Športno društvo Out in Slovenija
22 – 25 February
The long standing and pioneering Out in Slovenija are tackling the situation facing LGBTIQ+ people throughout Central and Eastern Europe, the impact of the Covid-19 pandemic and sport’s role in promoting greater inclusion through an online workshop. The event will consist of two parts: a plenary format in the form of a webinar with key speakers followed by a session with interactive workshops in smaller groups. Their aim is to find ‘solutions for change involving sport and possible transnational collaboration would be identified.’
Sicilya Demir Spor
‘In Turkey, like in many parts of the world, sexism and homophobia in sport in general and in football in particular are the norm. At every level, in amateur and professional sports and also in the media. As Sicilya Demir Spor we try to promote dialogue and acceptance among different segments of society that often don’t communicate with one another. During the Football w Homophobia month of action, we plan to have a virtual event: “Building Bridges: An Inclusive Gathering” in three sections:
1) A conference, where academicians from Istanbul Bilgi University Sports Management Department will talk about their research studies on sexism and homophobia in Turkish football;
2) A participatory part where participants will share their personal experience of discrimination and/or fight against discrimination;
3) A “take action” section where we will try to reflect on what can be done to counter discrimination and to promote understanding starting from our own environment and circle of friends.
‘In the belief that standing up for the rights of a specific group means also standing up for the rights of other groups that are discriminated against, and in the belief that only open dialogue can defeat hatred and hate speech, we will have participants from different walks of life and belonging to different areas of civil society.
‘Sicilya Demir Spor team members have had players over the past 5 years from many different backgrounds. We have LGBTIQ players and we have a team member who has transitioned from female to male during the time we have been playing together. Some team members come from more conservative backgrounds and the journey of our transgender friend Demir has in many ways also been their journey of learning, understanding and embracing him. The team has been a support network for Demir, who has played with us also during the transition process.’

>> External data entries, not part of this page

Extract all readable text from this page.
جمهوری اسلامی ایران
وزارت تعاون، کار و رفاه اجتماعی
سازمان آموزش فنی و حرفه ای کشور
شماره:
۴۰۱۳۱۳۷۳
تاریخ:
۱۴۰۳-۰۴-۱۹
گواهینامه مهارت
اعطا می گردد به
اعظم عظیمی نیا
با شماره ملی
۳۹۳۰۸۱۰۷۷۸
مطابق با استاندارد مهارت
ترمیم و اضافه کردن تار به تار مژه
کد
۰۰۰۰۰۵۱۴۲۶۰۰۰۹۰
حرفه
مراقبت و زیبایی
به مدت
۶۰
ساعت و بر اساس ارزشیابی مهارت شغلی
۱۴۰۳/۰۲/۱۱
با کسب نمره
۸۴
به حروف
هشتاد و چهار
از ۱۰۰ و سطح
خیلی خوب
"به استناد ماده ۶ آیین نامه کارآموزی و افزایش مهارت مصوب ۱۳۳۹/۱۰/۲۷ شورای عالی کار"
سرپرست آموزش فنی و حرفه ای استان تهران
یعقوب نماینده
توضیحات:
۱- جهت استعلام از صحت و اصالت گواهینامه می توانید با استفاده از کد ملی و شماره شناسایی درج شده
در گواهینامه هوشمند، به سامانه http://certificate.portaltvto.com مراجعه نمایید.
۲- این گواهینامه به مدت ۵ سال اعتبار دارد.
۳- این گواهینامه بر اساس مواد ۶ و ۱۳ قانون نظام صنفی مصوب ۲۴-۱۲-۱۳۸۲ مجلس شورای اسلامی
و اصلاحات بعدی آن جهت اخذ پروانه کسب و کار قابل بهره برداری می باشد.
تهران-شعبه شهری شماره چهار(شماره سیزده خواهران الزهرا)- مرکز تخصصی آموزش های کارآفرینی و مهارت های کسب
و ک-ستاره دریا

Tomorrow Women in Sports Foundation
21 and 28 February
Tomorrow Women in Sports Foundation have a much-needed campaign, off-line and on-line, planned to fight against homophobic chanting among fans and to educate LGBTIQ+ footballers throughout Uganda on their rights as players.
‘The activity will take place in Uganda, Mukono district on 21st and 28th February 2021 with the aim of bringing together LGBTQI footballers, leaders and fans to play together and stand against the use of homophobic language which stigmatizes players. The activity shall involve organizing a dialogue that will aim to address the effects of homophobic language used on and off the fields of play that results into stigmatization, suicide, poor performance on the field of play hindering LGBTQI participation and the growth of the game of football.
‘There shall also be an online campaign that will run on our different social media platforms and an LGBTQI media platform called kuchu times and media interviews on sports shows. We shall work in partnership with Tranz network Uganda ,Rella women’s organisation and kuchu Times.’
8 – 15 February
The Klitschko Foundation are planning workshops on tackling homophobia and creating an inclusive club environment for coaches throughout Ukraine.
‘The partners such as Shakhtar and Dynamo Kyiv football clubs will help us shape the agenda of the activities that will be implemented in February. The coaches will be selected from an open call. The educational sessions will focus on educating trainers how to work with homophobia in their learning process and how to prevent it among children. The methodologies will be developed on the basis of the educational sessions, but will also be translated into Ukrainian from additional materials.’